Matka i babcia 22-letniego dziś mężczyzny zostały oskarżone o wyłudzenie ponad 2,5 mln zł na jego rzekome leczenie. Z pieniędzy korzystała cała trójka. Mężczyzna, który ukrywa się przed policją, miał je wydać m.in. na wynajem limuzyny czy grę w kasynie.

Kobiety zostały oskarżone o to, że od lutego 2011 r. do czerwca 2013 r. wyłudziły pieniądze od kilkudziesięciu osób, a kolejnych kilka próbowały oszukać. Większość pieniędzy trafiła do oszustek w formie pożyczek, reszta - jako darowizny.

Oszustki zwracały się o pomoc głównie do znajomych. Twierdziły, że stan zdrowia mężczyzny nagle się pogorszył i musi szybko przejść operację w jednym ze szpitali na terenie Stanów Zjednoczonych.

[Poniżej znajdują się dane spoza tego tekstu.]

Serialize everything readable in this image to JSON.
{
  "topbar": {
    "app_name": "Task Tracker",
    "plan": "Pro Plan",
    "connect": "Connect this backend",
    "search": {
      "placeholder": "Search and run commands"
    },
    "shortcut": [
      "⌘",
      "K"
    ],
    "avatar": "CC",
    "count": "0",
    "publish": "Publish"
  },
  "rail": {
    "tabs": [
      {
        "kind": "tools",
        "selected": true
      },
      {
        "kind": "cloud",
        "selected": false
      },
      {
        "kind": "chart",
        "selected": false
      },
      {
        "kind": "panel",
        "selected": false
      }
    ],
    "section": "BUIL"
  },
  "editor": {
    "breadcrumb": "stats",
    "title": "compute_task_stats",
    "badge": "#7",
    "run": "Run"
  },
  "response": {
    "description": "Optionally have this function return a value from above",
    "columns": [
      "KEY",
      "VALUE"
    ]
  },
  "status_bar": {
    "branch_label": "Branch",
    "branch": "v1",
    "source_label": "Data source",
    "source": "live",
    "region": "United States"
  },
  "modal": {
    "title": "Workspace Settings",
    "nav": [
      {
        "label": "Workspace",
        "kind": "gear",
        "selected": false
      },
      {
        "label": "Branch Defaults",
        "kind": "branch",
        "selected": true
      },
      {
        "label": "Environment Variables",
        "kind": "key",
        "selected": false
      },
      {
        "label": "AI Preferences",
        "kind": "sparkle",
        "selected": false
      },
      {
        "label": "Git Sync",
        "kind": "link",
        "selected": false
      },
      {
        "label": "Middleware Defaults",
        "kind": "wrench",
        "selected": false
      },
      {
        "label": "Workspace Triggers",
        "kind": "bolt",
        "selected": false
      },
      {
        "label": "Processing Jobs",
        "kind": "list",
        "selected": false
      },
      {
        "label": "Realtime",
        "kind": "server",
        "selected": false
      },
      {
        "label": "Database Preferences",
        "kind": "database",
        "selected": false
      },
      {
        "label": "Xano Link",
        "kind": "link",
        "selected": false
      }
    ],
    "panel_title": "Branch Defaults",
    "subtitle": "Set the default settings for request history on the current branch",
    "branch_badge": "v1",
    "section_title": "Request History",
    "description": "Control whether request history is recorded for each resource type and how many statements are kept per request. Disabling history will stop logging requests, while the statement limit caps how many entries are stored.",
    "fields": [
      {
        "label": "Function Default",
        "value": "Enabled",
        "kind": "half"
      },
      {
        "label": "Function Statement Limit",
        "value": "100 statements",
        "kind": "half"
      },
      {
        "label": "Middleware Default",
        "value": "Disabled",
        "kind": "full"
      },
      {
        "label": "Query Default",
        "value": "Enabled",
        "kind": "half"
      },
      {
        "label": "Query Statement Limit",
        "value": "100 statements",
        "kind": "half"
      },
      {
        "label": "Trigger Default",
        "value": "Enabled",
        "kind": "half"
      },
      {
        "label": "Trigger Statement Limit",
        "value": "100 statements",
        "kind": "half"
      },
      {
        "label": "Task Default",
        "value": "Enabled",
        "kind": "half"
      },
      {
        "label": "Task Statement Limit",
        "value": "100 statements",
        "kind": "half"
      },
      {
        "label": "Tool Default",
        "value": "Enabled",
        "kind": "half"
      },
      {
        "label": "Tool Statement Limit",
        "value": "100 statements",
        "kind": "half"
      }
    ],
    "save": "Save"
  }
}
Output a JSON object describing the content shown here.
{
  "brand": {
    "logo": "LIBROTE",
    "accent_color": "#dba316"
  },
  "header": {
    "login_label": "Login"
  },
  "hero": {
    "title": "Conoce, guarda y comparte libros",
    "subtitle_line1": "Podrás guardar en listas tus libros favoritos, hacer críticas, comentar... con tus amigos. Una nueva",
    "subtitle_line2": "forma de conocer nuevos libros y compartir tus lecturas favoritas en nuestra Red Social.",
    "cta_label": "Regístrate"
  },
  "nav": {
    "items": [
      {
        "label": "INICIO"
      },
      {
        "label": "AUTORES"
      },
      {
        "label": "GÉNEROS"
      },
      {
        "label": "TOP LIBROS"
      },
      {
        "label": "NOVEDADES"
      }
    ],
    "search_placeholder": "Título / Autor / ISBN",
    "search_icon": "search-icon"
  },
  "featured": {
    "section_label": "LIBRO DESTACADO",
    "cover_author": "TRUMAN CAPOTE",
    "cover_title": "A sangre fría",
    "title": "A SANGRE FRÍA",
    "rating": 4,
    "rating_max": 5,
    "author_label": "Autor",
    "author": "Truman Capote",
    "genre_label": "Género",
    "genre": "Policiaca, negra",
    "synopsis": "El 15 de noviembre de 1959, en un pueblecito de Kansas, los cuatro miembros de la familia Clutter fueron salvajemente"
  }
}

Jak ustaliła prokuratura, mężczyzna rzeczywiście od urodzenia miał kłopoty ze zdrowiem, ale w czasie, gdy dochodziło do wyłudzeń, nie wymagał leczenia.

Śledczy ustalili też, że wpłacane przez chętnych do pomocy pieniądze trafiały na konto 22-latka, który natychmiast je wypłacał, część gotówki przekazując kobietom, które wykorzystywały ją na życie (jedna z nich była na emeryturze, druga nie pracowała).

Także sam 22-latek utrzymywał się - zdaniem prokuratury, z wyłudzonych pieniędzy. W 2012 r. w sylwestra wynajął np. limuzynę, którą przejechał z Krakowa do Gdańska po drodze zatrzymując się w kasynie.

Mieszkające na Pomorzu kobiety zatrzymano w marcu po tym, jak jedna z osób, która pożyczyła im pieniądze - nie mogąc doczekać się zwrotu gotówki, zawiadomiła policję. Matka i babcia zostały tymczasowo aresztowane. Prokuratura uznała, że oskarżone uczyniły sobie z procederu stałe źródło dochodu. Obu kobietom grozi kara do 15 lat pozbawienia wolności. Żadna z nich nie przyznała się do winy.

Identyczne zarzuty, jak te postawione kobietom, śledczy sformułowali już na piśmie wobec 22-latka. Mężczyzna ukrywa się jednak: wystawiono za nim Europejski Nakaz Aresztowania.